Before and after satellite images reveal shocking extent of tornadoes’ destruction

More than 80 people are feared dead and hundreds of thousands of customers are without power

Satellite imagery shows before and after of the Mayfield candle factory

Satellite images of the tornadoes that swept through six states in the US show the extent of damage and destruction they left in their wake.

Scores are feared dead across the midwest and the southern US following the string of strong nocturnal tornadoes overnight between Friday and Saturday.

The winter storm began in the early hours on Friday and tore through tore through Arkansas, Illinois, Kentucky, Mississippi, Missouri and Tennessee.

In Illinois, an Amazon warehouse, where the roof and a wall the length of a football field caved in, collapsed, killing at six people.

Images provided by Colorado-based space technology firm Maxar Technologies showed the destruction of the warehouse in Edwardsville.

A nursing home in Monette, Arkansas, was also hit by a Tornado, killing a 94-year-old man. In Tennessee, four people were reported dead. A candle factory in Kentucky was completely devastated by the tornado, leaving eight employees dead and six still missing.

Kentucky governor Andy Beshear said on Sunday that the estimated death toll might cross 75. He said more than 70 people could have died after “one of the toughest nights in Kentucky history”.

This combination of satellite images shows Mayfield Consumer Products candle factory and nearby buildings, in Mayfield, Kentucky, on 28 January 2017 (top), and below on Saturday, 11 December 2021, after a tornado caused heavy damage in the area

Rescue teams are still combing through the devastation and wreckage left by the tornadoes and are looking for any survivors. On Sunday, officials said the death toll was more than 80.

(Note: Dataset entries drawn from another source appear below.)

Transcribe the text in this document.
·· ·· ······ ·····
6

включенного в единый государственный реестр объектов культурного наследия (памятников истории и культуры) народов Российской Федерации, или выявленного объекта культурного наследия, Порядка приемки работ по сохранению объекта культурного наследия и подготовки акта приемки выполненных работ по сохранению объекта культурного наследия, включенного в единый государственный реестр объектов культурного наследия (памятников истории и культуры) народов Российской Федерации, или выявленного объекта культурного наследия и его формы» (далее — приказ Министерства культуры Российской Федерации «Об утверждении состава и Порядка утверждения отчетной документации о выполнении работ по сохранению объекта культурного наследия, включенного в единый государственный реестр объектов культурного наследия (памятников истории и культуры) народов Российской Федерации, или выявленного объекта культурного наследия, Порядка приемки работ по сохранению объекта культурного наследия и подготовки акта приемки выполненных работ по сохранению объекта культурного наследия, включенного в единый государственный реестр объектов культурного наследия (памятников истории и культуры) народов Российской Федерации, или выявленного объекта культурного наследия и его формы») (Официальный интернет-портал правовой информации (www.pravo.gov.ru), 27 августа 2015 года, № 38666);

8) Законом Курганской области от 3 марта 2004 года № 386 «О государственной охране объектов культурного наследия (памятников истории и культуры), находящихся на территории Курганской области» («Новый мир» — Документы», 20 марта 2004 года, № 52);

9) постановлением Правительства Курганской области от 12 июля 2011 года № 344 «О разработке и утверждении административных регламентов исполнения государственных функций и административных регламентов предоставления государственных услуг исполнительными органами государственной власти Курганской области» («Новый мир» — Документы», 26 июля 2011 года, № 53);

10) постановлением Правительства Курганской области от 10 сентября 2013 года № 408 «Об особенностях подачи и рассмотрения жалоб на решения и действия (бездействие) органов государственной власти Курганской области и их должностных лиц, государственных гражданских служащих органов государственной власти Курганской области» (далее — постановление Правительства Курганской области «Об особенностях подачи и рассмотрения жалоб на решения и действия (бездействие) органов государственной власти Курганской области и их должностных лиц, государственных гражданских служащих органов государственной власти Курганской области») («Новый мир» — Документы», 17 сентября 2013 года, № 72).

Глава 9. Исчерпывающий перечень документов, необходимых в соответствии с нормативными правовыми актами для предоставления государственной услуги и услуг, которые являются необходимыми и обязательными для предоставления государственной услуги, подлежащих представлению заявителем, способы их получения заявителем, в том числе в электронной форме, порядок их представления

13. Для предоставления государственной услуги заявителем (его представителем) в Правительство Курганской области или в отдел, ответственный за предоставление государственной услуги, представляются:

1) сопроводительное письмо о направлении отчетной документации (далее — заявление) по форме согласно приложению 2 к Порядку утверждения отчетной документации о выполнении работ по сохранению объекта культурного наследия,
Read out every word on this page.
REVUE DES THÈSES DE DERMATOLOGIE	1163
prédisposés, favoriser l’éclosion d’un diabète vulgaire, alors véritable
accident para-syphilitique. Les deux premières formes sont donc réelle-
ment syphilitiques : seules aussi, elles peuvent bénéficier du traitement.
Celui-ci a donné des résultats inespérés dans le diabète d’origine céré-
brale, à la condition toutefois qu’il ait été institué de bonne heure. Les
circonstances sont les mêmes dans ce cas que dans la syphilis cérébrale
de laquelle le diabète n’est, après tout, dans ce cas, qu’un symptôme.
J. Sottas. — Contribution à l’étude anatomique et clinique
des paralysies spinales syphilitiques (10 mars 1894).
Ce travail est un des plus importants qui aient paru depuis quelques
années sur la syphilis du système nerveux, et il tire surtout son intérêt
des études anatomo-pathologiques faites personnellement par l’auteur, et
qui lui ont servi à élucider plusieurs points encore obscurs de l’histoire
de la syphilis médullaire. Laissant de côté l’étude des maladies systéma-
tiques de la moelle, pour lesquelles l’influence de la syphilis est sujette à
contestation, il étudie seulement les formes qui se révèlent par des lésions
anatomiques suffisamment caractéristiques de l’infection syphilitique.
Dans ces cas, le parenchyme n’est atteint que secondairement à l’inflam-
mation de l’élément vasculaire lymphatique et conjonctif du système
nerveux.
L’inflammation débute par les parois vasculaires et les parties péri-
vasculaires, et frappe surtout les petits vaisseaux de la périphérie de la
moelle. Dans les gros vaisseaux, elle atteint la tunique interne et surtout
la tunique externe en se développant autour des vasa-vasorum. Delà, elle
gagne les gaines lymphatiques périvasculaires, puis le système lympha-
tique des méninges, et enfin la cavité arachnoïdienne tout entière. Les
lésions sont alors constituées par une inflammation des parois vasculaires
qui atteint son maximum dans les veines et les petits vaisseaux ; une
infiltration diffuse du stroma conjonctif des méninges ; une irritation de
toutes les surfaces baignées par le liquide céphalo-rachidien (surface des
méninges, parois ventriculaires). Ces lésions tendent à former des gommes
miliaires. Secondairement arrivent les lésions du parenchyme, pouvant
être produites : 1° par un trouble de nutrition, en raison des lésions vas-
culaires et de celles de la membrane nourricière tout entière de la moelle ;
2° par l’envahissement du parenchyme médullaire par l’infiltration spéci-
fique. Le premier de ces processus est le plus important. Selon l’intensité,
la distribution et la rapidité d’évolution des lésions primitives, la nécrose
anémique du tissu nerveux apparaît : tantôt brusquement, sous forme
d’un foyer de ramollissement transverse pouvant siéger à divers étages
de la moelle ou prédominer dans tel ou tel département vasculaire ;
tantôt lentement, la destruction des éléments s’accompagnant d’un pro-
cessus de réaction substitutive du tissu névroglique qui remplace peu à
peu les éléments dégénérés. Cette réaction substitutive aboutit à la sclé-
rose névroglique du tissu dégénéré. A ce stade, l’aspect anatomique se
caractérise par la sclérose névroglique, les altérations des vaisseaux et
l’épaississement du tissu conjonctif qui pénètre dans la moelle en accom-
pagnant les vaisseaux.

US President Joe Biden said on Saturday that he had approved an emergency declaration for Kentucky, allowing federal resources to flow into the state.

“We’re going to get through this, and we’re going to get through this together. The federal government is not going to walk away,” Joe Biden said at a press conference.

This combination of satellite images shows an overview of downtown Mayfield, Kentucky on 28 January 2017 (top), and below on Saturday, 11 December 2021, after a tornado caused heavy damage in the area

The tornadoes that tore across the US this weekend may have produced the single longest twister in US history. The cluster, now being called the “Quad-State Tornado,” spawned more than 30 different tornadoes that traveled across six different states, including one tornado that may have traveled more than 230 miles alone.

The National Weather Service is now conducting ground surveys to analyse the historic storms and their record-breaking potential.

This combination of satellite images shows homes and buildings in Mayfield, Kentucky on 28 January 2017 (top) and below on Saturday, 11 December 2021, after a tornado caused heavy damage in the area

Researchers have suggested that in recent years, tornadoes seem to be occurring in greater “clusters”, according to The New York Times.

It has also been noticed that the tornado alley in the Great Plains — where most tornadoes occur — appear to be moving eastward.

According to PowerOutage.us, an ongoing project created to track, record, and aggregate power outages across the United States, hundreds of thousands of customers in Kentucky, Tennessee, Michigan and New York are without power.